A WELL DOCUMENTED GYBE BROACH



By Adam Loory

Facebook sent me a reminder of this sequence of photos from a post many years ago. It was back in the day that I sailed my Express 37 in a very competitive PHRF group that included a handful of Express 37s and other closely-rated boats. Racing was always tight with boats commonly finishing races overlapped. To win, you had to push. These shots show my boat SOULMATES pushing a little too hard in 20-25 knots of wind. Not wanting to gybe in those conditions, I steered dead downwind with the spinnaker pole squared all the way back. When we got hit by a huge puff and shift, the unbalanced sail plan with the big spinnaker to windward pushed the bow down hard. Luckily the gybe happened in slow motion, because the force of the spinnaker trying to turn the boat was partially off-set by me turning the wheel hard over to trying to straighten out our course. Slowing the gybe gave everyone time to duck before the boom crashed over.

With the wind blowing so hard, the boat stayed on her side until my wife, our pit person, opened the spinnaker halyard clutch. Once the sail was halfway down, the boat got back on her feet. When I found that everyone ok, the spinnaker pole was unbroken and the chute was in one piece, we started racing again. The wet chute back up and we got back into the race. We had effectively completed a gybe once we got going again and now we were headed to the leeward mark.

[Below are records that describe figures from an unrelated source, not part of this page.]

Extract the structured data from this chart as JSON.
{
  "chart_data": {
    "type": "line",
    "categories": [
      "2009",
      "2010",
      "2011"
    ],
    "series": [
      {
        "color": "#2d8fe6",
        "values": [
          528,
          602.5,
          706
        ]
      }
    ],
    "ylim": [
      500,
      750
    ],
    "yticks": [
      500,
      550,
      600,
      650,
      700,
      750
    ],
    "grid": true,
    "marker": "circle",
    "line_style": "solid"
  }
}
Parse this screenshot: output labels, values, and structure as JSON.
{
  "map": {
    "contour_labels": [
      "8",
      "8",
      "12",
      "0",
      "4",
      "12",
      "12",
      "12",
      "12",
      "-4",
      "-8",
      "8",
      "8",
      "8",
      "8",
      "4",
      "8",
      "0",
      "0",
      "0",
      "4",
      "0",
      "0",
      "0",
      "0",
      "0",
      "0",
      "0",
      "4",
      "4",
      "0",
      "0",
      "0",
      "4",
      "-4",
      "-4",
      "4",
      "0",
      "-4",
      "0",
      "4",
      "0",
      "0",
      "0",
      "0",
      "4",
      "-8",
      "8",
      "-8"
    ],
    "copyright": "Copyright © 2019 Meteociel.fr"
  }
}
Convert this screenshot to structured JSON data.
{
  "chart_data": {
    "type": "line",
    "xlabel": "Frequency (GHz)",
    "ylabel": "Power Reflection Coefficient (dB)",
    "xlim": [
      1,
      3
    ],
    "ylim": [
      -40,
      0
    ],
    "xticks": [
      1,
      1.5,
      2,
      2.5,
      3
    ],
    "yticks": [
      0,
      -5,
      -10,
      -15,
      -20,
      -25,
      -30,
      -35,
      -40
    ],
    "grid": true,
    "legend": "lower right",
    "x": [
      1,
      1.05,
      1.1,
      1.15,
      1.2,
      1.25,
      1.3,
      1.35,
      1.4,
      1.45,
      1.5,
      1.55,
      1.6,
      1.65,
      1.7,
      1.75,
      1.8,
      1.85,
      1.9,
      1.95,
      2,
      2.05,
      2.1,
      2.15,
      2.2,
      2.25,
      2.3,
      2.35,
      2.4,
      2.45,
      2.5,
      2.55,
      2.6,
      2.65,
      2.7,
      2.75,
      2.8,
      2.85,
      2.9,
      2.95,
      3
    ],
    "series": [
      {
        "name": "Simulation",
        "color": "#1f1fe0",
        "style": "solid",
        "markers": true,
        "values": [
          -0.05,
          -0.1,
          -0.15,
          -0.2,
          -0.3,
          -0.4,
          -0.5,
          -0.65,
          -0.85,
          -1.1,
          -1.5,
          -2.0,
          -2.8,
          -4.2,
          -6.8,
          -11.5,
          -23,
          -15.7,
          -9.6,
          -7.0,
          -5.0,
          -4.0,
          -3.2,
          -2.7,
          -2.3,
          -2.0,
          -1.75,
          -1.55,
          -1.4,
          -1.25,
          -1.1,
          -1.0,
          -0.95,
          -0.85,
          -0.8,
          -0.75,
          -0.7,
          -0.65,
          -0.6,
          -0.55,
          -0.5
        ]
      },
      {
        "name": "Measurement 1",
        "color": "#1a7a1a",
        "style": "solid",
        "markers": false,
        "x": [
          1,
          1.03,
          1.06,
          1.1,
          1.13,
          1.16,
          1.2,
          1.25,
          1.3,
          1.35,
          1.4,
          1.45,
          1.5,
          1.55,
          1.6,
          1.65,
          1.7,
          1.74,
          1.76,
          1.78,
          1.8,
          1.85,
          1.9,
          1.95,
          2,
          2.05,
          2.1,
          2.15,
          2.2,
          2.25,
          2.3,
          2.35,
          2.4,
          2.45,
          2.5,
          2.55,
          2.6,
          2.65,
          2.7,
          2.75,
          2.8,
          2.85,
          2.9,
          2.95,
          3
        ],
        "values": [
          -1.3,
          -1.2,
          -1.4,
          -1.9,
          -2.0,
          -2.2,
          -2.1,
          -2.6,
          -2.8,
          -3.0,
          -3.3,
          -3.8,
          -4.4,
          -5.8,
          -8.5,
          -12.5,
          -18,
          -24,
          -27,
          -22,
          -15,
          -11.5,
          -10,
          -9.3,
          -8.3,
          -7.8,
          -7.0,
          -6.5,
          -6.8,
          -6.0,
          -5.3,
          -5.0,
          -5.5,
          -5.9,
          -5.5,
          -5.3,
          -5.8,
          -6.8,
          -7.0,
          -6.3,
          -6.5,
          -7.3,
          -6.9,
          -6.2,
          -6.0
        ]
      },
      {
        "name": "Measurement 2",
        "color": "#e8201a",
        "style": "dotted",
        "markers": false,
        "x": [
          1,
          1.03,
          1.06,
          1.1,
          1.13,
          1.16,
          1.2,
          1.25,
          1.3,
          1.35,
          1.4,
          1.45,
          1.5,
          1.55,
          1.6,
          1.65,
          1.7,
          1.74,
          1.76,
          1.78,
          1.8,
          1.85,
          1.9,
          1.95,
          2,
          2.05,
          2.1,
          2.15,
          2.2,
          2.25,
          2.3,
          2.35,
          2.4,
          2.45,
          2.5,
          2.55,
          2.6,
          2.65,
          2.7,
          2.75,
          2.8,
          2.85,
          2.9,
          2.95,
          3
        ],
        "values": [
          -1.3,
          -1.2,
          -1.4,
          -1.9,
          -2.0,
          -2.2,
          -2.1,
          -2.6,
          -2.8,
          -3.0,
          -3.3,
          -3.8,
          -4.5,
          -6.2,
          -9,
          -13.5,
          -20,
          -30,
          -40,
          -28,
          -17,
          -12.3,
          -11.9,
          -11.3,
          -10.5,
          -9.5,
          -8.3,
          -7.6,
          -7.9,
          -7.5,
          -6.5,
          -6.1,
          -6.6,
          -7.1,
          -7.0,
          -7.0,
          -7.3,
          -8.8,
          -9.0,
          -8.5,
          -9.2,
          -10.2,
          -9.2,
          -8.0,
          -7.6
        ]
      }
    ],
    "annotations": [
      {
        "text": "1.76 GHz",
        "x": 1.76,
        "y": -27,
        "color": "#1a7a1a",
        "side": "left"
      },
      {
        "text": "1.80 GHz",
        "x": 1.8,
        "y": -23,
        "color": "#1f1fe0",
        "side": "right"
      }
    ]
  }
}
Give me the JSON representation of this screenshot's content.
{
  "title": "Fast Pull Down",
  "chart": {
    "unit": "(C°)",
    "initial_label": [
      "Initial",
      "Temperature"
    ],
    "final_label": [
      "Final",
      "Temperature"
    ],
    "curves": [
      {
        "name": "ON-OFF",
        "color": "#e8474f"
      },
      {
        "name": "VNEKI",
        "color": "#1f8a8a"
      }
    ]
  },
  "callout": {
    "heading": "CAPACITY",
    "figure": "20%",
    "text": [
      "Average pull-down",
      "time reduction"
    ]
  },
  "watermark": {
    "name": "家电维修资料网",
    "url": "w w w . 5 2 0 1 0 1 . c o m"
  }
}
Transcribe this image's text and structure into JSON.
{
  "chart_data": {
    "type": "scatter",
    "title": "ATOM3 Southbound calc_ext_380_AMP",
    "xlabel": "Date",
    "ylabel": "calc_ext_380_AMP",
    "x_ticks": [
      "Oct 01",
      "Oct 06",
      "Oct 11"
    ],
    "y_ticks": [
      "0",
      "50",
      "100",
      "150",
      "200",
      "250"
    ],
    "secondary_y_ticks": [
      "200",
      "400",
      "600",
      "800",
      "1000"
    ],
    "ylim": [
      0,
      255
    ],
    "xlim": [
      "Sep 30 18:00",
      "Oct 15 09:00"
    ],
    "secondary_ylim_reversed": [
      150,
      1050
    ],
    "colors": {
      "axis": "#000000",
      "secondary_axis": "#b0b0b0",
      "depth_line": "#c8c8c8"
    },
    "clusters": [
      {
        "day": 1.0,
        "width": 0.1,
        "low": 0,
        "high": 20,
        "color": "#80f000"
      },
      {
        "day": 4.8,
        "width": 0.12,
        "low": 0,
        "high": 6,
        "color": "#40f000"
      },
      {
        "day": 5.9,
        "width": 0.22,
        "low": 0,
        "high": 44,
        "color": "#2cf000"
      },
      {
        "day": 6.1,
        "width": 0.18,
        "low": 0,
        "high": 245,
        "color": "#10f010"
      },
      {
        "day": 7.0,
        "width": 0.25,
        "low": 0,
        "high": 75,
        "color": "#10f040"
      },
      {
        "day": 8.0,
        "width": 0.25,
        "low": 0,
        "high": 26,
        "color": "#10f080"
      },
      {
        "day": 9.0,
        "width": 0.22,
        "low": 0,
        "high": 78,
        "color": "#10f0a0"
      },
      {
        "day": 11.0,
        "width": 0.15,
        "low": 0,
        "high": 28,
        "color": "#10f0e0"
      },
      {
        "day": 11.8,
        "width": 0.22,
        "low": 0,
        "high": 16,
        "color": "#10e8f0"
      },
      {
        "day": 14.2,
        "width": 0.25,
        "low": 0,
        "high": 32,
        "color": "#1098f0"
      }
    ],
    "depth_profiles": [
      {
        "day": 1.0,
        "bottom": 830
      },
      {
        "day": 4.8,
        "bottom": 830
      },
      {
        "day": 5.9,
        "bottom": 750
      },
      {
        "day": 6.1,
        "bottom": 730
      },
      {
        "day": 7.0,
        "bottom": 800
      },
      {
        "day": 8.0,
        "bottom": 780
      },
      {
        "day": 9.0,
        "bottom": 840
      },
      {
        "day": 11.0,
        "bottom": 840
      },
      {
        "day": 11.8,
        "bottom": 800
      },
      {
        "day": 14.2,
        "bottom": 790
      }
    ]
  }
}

My current SOULMATES has an asymmetrical spinnaker, which can’t be sailed deep enough to gybe broach. Asymmetrical boats can’t sail lower than 160 degrees true wind angle for any length of time. But if the trimmer doesn’t ease the sheet fast enough coming out of a gybe, the boat can round up and roll out onto its leeward side. The danger of a boom crashing across the boat has been greatly removed from the equation. So yes, yacht design is moving forward to make sailing safer! Now it’s just the sailors and their boat handling we have to keep moving forward!